Für deutsche Privatanleger und Familien ist dieser Fall ein anschauliches Beispiel dafür, dass Nachlassplanung weit mehr ist als das Aufsetzen eines Testaments. Gerade wenn Immobilien, mehrere Generationen und unvorhergesehene Ereignisse wie schwere Krankheiten ins Spiel kommen, zahlt sich eine frühzeitige und flexible Strukturierung des Vermögens aus. Die emotionale Dimension – „Es war eine emotional belastende Zeit", wie es im Originalbericht heißt – darf dabei nicht unterschätzt werden.

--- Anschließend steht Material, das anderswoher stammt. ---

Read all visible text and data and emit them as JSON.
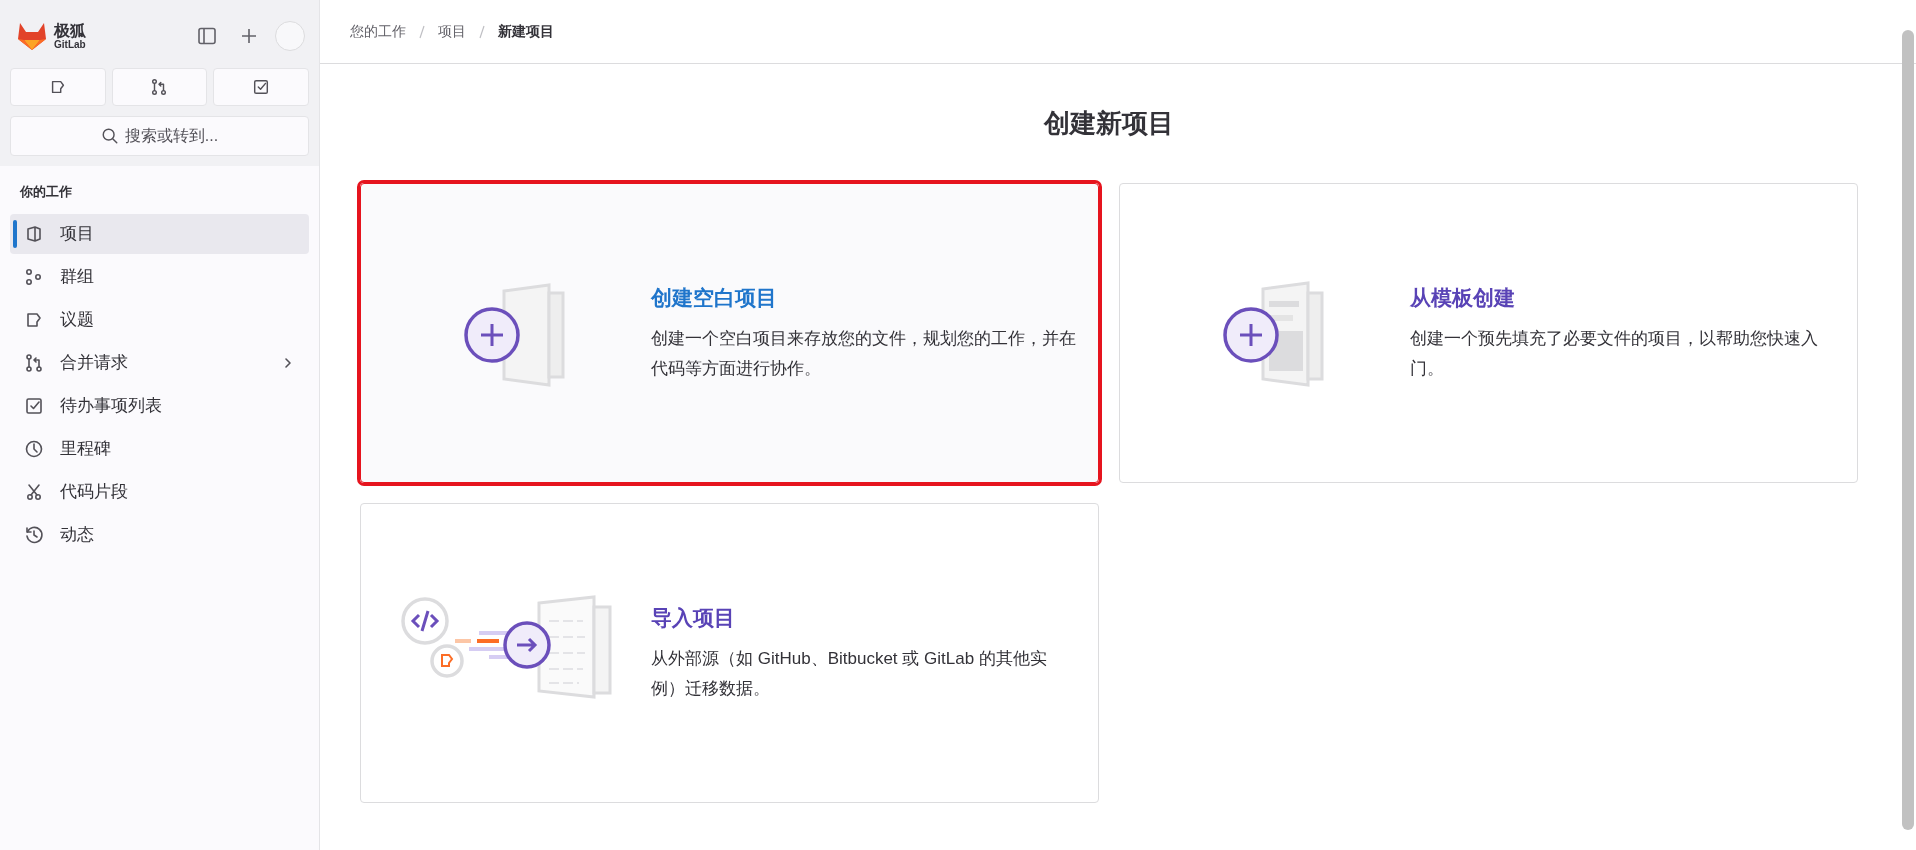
{
  "sidebar": {
    "brand": "极狐",
    "brand_sub": "GitLab",
    "quick_actions": [
      {
        "kind": "issue"
      },
      {
        "kind": "merge"
      },
      {
        "kind": "todo"
      }
    ],
    "search": {
      "placeholder": "搜索或转到..."
    },
    "section": "你的工作",
    "items": [
      {
        "label": "项目",
        "kind": "project",
        "selected": true,
        "submenu": false
      },
      {
        "label": "群组",
        "kind": "group",
        "selected": false,
        "submenu": false
      },
      {
        "label": "议题",
        "kind": "issue",
        "selected": false,
        "submenu": false
      },
      {
        "label": "合并请求",
        "kind": "merge",
        "selected": false,
        "submenu": true
      },
      {
        "label": "待办事项列表",
        "kind": "todo",
        "selected": false,
        "submenu": false
      },
      {
        "label": "里程碑",
        "kind": "clock",
        "selected": false,
        "submenu": false
      },
      {
        "label": "代码片段",
        "kind": "scissors",
        "selected": false,
        "submenu": false
      },
      {
        "label": "动态",
        "kind": "history",
        "selected": false,
        "submenu": false
      }
    ]
  },
  "breadcrumbs": [
    {
      "label": "您的工作",
      "current": false
    },
    {
      "label": "项目",
      "current": false
    },
    {
      "label": "新建项目",
      "current": true
    }
  ],
  "heading": "创建新项目",
  "cards": [
    {
      "kind": "blank",
      "title": "创建空白项目",
      "description": "创建一个空白项目来存放您的文件，规划您的工作，并在代码等方面进行协作。",
      "hovered": true,
      "highlighted": true
    },
    {
      "kind": "template",
      "title": "从模板创建",
      "description": "创建一个预先填充了必要文件的项目，以帮助您快速入门。",
      "hovered": false,
      "highlighted": false
    },
    {
      "kind": "import",
      "title": "导入项目",
      "description": "从外部源（如 GitHub、Bitbucket 或 GitLab 的其他实例）迁移数据。",
      "hovered": false,
      "highlighted": false
    }
  ]
}
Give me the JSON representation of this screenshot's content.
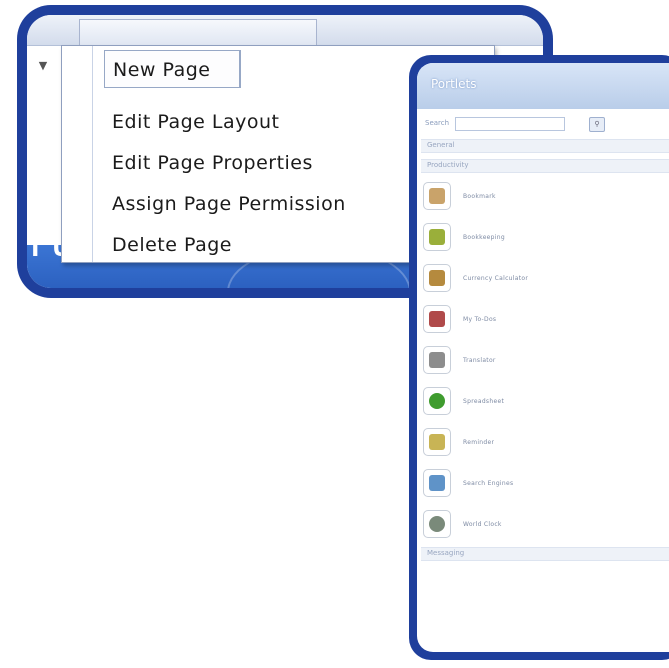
{
  "menu": {
    "items": [
      {
        "label": "New Page"
      },
      {
        "label": "Edit Page Layout"
      },
      {
        "label": "Edit Page Properties"
      },
      {
        "label": "Assign Page Permission"
      },
      {
        "label": "Delete Page"
      }
    ]
  },
  "background_heading": "rted",
  "portlets_panel": {
    "title": "Portlets",
    "search_label": "Search",
    "sections": [
      "General",
      "Productivity",
      "Messaging"
    ],
    "items": [
      {
        "label": "Bookmark",
        "icon": "bookmark-icon",
        "color": "#c9a36a"
      },
      {
        "label": "Bookkeeping",
        "icon": "money-icon",
        "color": "#9aaf3a"
      },
      {
        "label": "Currency Calculator",
        "icon": "calculator-icon",
        "color": "#b58a3e"
      },
      {
        "label": "My To-Dos",
        "icon": "checklist-icon",
        "color": "#b04a4a"
      },
      {
        "label": "Translator",
        "icon": "translator-icon",
        "color": "#8d8d8d"
      },
      {
        "label": "Spreadsheet",
        "icon": "refresh-icon",
        "color": "#3f9c2e"
      },
      {
        "label": "Reminder",
        "icon": "note-icon",
        "color": "#c8b455"
      },
      {
        "label": "Search Engines",
        "icon": "search-engine-icon",
        "color": "#5f93c8"
      },
      {
        "label": "World Clock",
        "icon": "clock-icon",
        "color": "#7a8a7a"
      }
    ]
  }
}
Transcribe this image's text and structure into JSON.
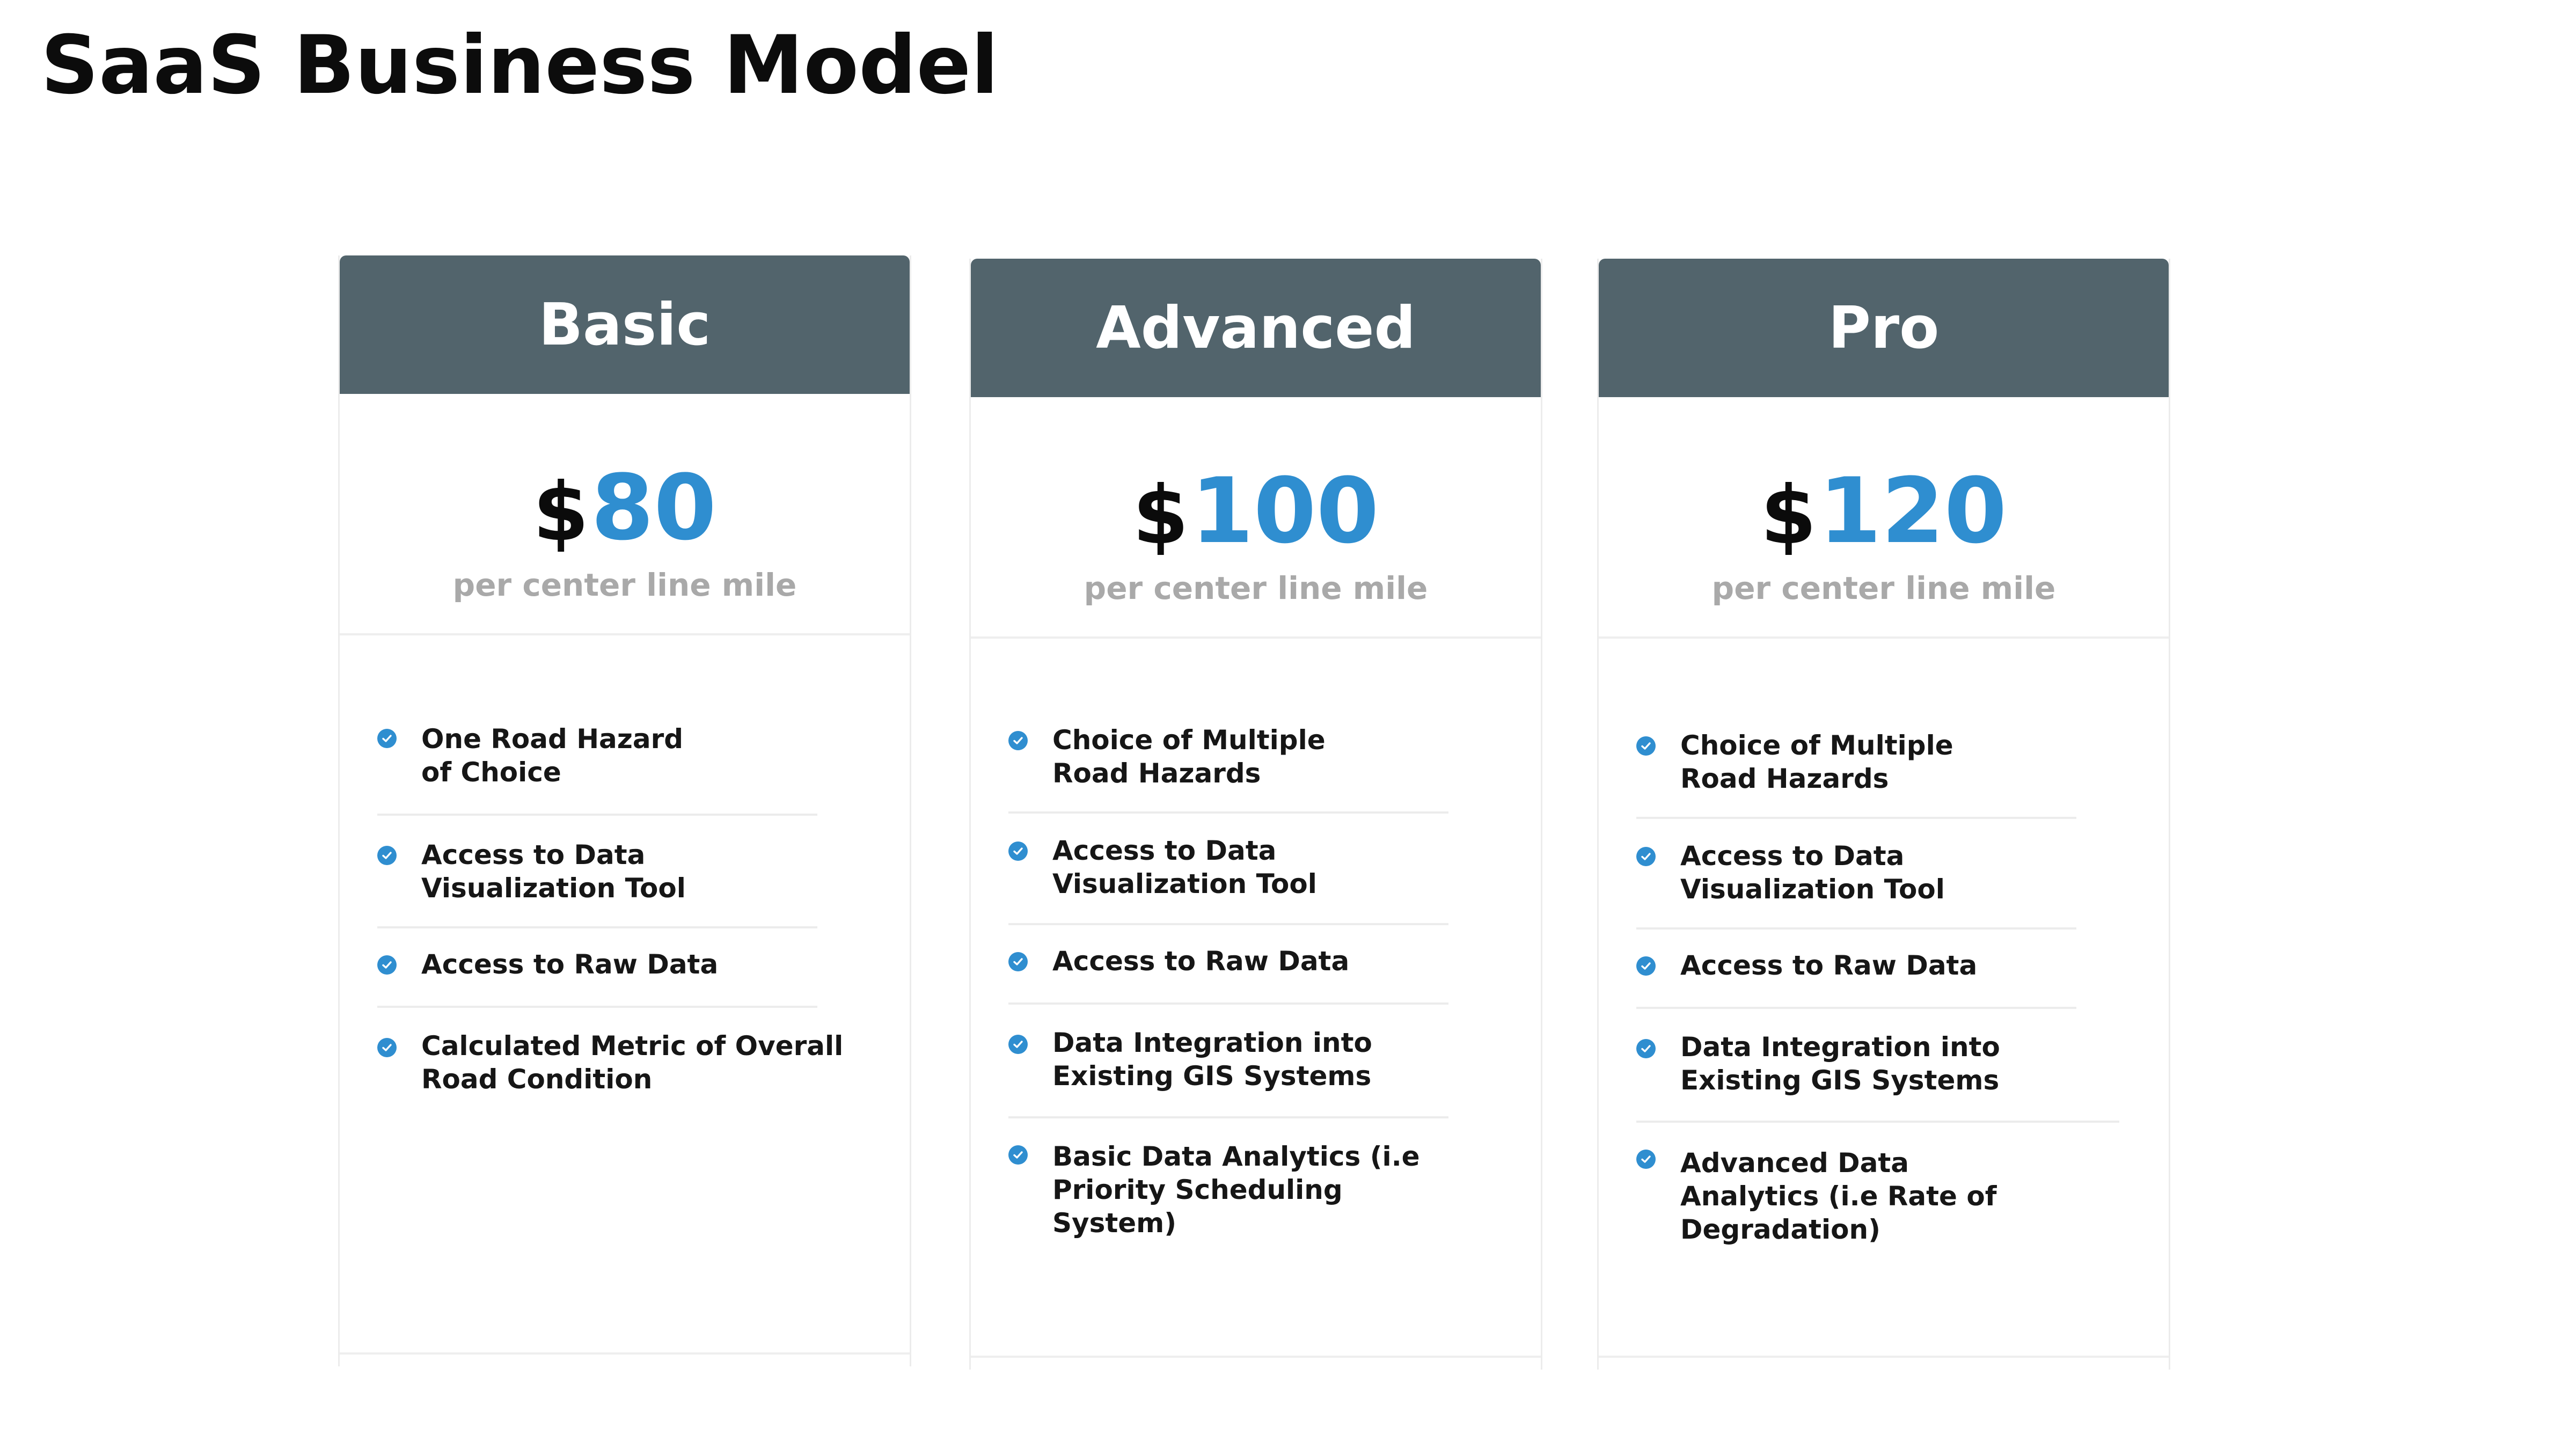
{
  "page": {
    "title": "SaaS Business Model"
  },
  "colors": {
    "header_bg": "#52646c",
    "price_accent": "#2f8ed0",
    "check_icon": "#2f8ed0",
    "muted_text": "#a9a9a9"
  },
  "plans": [
    {
      "name": "Basic",
      "currency": "$",
      "amount": "80",
      "unit": "per center line mile",
      "features": [
        "One Road Hazard of Choice",
        "Access to Data Visualization Tool",
        "Access to Raw Data",
        "Calculated Metric of Overall Road Condition"
      ]
    },
    {
      "name": "Advanced",
      "currency": "$",
      "amount": "100",
      "unit": "per center line mile",
      "features": [
        "Choice of Multiple Road Hazards",
        "Access to Data Visualization Tool",
        "Access to Raw Data",
        "Data Integration into Existing GIS Systems",
        "Basic Data Analytics (i.e Priority Scheduling System)"
      ]
    },
    {
      "name": "Pro",
      "currency": "$",
      "amount": "120",
      "unit": "per center line mile",
      "features": [
        "Choice of Multiple Road Hazards",
        "Access to Data Visualization Tool",
        "Access to Raw Data",
        "Data Integration into Existing GIS Systems",
        "Advanced Data Analytics (i.e Rate of Degradation)"
      ]
    }
  ]
}
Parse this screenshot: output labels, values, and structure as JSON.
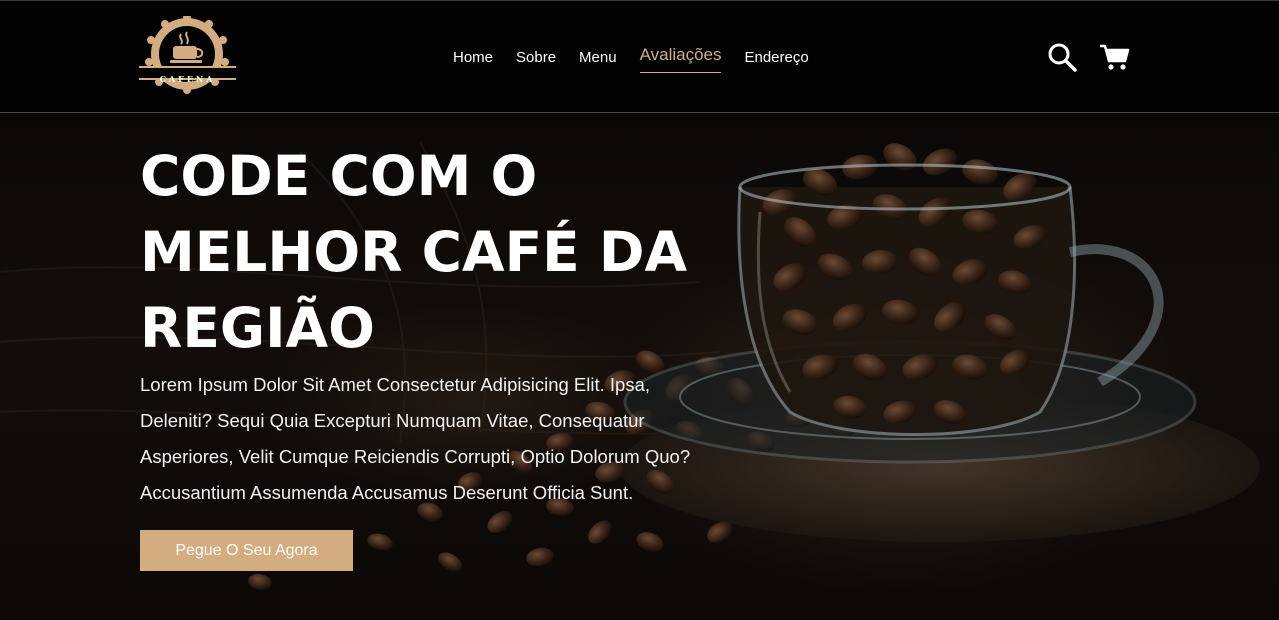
{
  "brand": {
    "logo_text": "CAFENA",
    "accent_color": "#d3ad7f",
    "header_bg": "#020202"
  },
  "nav": {
    "items": [
      {
        "label": "Home",
        "active": false
      },
      {
        "label": "Sobre",
        "active": false
      },
      {
        "label": "Menu",
        "active": false
      },
      {
        "label": "Avaliações",
        "active": true
      },
      {
        "label": "Endereço",
        "active": false
      }
    ]
  },
  "header_icons": {
    "search": "search-icon",
    "cart": "cart-icon"
  },
  "hero": {
    "title_lines": [
      "CODE COM O",
      "MELHOR CAFÉ DA",
      "REGIÃO"
    ],
    "text_lines": [
      "Lorem Ipsum Dolor Sit Amet Consectetur Adipisicing Elit. Ipsa,",
      "Deleniti? Sequi Quia Excepturi Numquam Vitae, Consequatur",
      "Asperiores, Velit Cumque Reiciendis Corrupti, Optio Dolorum Quo?",
      "Accusantium Assumenda Accusamus Deserunt Officia Sunt."
    ],
    "cta_label": "Pegue O Seu Agora"
  }
}
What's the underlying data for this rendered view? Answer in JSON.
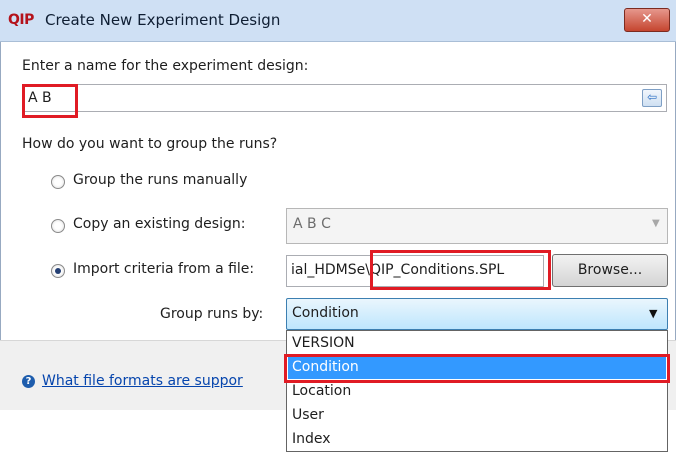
{
  "window": {
    "logo": "QIP",
    "title": "Create New Experiment Design",
    "close_glyph": "✕"
  },
  "form": {
    "name_prompt": "Enter a name for the experiment design:",
    "name_value": "A B",
    "group_prompt": "How do you want to group the runs?",
    "options": [
      {
        "label": "Group the runs manually",
        "checked": false
      },
      {
        "label": "Copy an existing design:",
        "checked": false
      },
      {
        "label": "Import criteria from a file:",
        "checked": true
      }
    ],
    "copy_design_value": "A B C",
    "file_path_value": "ial_HDMSe\\QIP_Conditions.SPL",
    "browse_label": "Browse...",
    "group_by_label": "Group runs by:",
    "group_by_value": "Condition",
    "group_by_options": [
      "VERSION",
      "Condition",
      "Location",
      "User",
      "Index"
    ],
    "group_by_highlighted": "Condition"
  },
  "footer": {
    "help_link": "What file formats are suppor"
  },
  "colors": {
    "highlight_box": "#e01b24",
    "selection": "#3399ff"
  }
}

Die Situation verdeutlicht zudem die Bedeutung klarer Rollen und Zuständigkeiten innerhalb einer Familie. Als Mit-Treuhänderin trägt die Schwester nicht nur rechtliche, sondern auch moralische Verantwortung – gegenüber ihrem Vater, ihrem erkrankten Bruder und ihrer Nichte. Eine offene Kommunikation und rechtliche Beratung sind in solchen Konstellationen unerlässlich.